Housing quotas ensure that a neighborhood’s high-income income “sticks.” They increase the returns to the high-income from clustering together.
That’s just a thought. I haven’t tried to work it out rigorously. But a few thoughts on what we’d expect to see under this model:
- Merely imposing a quota on one neighborhood could destabilize a city-wide equilibrium and cause the rich to congregate together — even without any change in the city’s total population or the individual income or preferences of its residents.
- Residents of high-income neighborhoods have an incentive to resist any sort of housing that would lower the neighborhood’s high average income.

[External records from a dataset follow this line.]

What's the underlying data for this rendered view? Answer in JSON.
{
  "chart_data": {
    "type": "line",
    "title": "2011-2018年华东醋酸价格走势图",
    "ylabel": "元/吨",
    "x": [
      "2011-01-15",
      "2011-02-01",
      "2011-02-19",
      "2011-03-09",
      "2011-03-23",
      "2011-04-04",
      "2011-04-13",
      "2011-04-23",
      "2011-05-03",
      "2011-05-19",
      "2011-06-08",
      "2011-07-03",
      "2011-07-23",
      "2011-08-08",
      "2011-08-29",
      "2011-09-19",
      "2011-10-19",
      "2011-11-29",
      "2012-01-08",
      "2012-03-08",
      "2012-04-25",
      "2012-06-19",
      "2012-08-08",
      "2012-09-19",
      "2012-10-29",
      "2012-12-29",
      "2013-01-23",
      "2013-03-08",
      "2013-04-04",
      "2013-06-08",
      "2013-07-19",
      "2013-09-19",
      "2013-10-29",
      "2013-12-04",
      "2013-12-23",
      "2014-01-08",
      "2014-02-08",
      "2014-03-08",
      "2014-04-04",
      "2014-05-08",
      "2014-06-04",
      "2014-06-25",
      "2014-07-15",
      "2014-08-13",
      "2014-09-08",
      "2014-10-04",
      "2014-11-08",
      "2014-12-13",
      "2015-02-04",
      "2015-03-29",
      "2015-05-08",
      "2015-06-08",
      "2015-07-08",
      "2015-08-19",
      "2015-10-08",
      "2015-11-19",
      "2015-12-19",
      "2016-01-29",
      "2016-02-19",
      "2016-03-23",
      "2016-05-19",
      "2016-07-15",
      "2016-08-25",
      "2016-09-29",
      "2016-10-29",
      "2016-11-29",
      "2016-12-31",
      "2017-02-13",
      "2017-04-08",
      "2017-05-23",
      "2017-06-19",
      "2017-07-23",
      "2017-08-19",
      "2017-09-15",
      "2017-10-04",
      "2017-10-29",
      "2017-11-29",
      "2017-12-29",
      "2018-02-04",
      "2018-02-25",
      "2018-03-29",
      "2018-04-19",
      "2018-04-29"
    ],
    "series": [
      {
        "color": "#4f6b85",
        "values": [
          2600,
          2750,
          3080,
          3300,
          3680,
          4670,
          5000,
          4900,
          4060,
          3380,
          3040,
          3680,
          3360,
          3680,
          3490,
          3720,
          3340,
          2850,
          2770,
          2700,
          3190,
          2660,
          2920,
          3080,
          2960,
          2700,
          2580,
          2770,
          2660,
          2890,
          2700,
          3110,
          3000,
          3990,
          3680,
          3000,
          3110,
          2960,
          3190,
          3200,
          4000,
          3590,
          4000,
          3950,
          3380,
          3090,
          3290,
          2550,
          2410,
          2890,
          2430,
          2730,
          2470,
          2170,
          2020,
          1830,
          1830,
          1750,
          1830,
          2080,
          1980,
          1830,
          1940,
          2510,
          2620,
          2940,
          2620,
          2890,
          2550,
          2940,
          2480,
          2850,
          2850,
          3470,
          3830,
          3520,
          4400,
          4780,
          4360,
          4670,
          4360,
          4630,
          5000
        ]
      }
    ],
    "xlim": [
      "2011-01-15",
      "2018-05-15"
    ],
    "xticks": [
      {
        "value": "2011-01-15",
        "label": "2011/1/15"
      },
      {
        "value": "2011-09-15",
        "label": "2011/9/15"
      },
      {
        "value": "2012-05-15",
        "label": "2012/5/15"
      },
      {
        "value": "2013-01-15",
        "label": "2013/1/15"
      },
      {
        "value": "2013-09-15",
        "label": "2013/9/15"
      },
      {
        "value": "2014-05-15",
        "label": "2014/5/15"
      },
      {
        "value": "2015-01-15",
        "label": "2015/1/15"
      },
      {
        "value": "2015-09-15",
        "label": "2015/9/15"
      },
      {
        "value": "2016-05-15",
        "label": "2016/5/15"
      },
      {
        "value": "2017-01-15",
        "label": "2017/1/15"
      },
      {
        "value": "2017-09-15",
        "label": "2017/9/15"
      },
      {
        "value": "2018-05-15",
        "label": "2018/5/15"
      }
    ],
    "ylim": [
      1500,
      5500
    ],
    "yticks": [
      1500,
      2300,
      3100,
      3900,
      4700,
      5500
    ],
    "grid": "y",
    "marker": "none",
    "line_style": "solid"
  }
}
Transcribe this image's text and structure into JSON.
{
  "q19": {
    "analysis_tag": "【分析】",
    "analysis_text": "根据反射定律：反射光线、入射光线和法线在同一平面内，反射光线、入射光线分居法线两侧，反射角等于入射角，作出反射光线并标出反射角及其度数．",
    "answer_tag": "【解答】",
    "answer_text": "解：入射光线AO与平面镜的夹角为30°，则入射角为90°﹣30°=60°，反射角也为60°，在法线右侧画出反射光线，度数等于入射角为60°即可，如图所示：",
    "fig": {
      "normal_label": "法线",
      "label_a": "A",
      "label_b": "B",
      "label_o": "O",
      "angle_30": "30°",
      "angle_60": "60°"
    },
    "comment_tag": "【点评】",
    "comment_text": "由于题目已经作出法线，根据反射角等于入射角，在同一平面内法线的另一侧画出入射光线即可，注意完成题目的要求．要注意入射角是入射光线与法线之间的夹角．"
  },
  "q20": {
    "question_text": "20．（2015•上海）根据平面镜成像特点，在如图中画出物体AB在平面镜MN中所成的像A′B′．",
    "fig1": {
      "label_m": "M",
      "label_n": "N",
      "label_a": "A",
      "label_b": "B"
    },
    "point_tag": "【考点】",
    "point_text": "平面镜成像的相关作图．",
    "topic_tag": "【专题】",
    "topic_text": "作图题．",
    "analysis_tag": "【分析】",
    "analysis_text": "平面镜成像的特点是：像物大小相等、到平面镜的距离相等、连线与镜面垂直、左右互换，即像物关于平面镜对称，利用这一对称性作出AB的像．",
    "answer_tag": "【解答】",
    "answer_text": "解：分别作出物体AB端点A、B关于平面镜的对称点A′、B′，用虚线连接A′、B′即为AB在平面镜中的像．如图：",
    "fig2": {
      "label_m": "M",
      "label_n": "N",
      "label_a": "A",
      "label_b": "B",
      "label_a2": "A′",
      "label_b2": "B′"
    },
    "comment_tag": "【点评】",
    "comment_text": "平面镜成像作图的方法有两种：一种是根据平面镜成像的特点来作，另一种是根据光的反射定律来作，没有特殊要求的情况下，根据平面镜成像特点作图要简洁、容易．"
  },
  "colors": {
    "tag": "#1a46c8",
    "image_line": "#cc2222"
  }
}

High-income residents might be peculiarly averse to unobtrusive housing (say, dwelling units tucked into a backyard) if the housing is likely to attract low-income residents.
- Residents of high-income neighborhoods will be indifferent to loosening the planning restrictions in low-income neighborhoods. Increasing the supply of housing in a low-income neighborhood will not drop the average income of the high-income neighborhood.
- Historic zoning can be thought of as the ultimate down-zoning: the housing capacity of a neighborhood is limited to whatever happens to be on the ground when the historic zoning is approved. Residents of a moderately prosperous neighborhood have an incentive to agitate for historic zoning (or other down-zoning) in hope of triggering positive feedback effects.
- Rent-controlled renters in high-income neighborhoods have an incentive to oppose new housing that attracts below-average income residents because rent-controlled renters benefit from a neighborhood’s high average income just like everyone else. In fact, they may have a stronger incentive than the typical homeowner since they don’t have to worry about feedback effects pricing them out of the neighborhood.
Of course, my assumption that people shop for neighborhoods based on average income is overly simplistic and might not hold even in a simplistic sense. But I think people do tend to care about a neighborhood’s average income, even if they usually state it in other terms (e.g., average student test scores), and people don’t care much about total neighborhood population.
[Originally published on the blog Club Nimby]
Justin C. says
August 31, 2016 at 11:24 amIn reality, demand curves are bumpy and jagged and may have upward spikes at some higher price level, before dropping off again at a price level that’s higher still.
We draw straight-sloping demand curves because it’s convenient and gets the basic idea across for the purposes of Econ 101.
But yes: Nothing in economics or finance–or anything else for that matter–moves in a perfectly straight line.
A conclusion that the curve may be “upward sloping” also ignored the reality that as neighborhood quality (and housing quality) changes, so has the product, and so different neighborhoods would have different demand curves.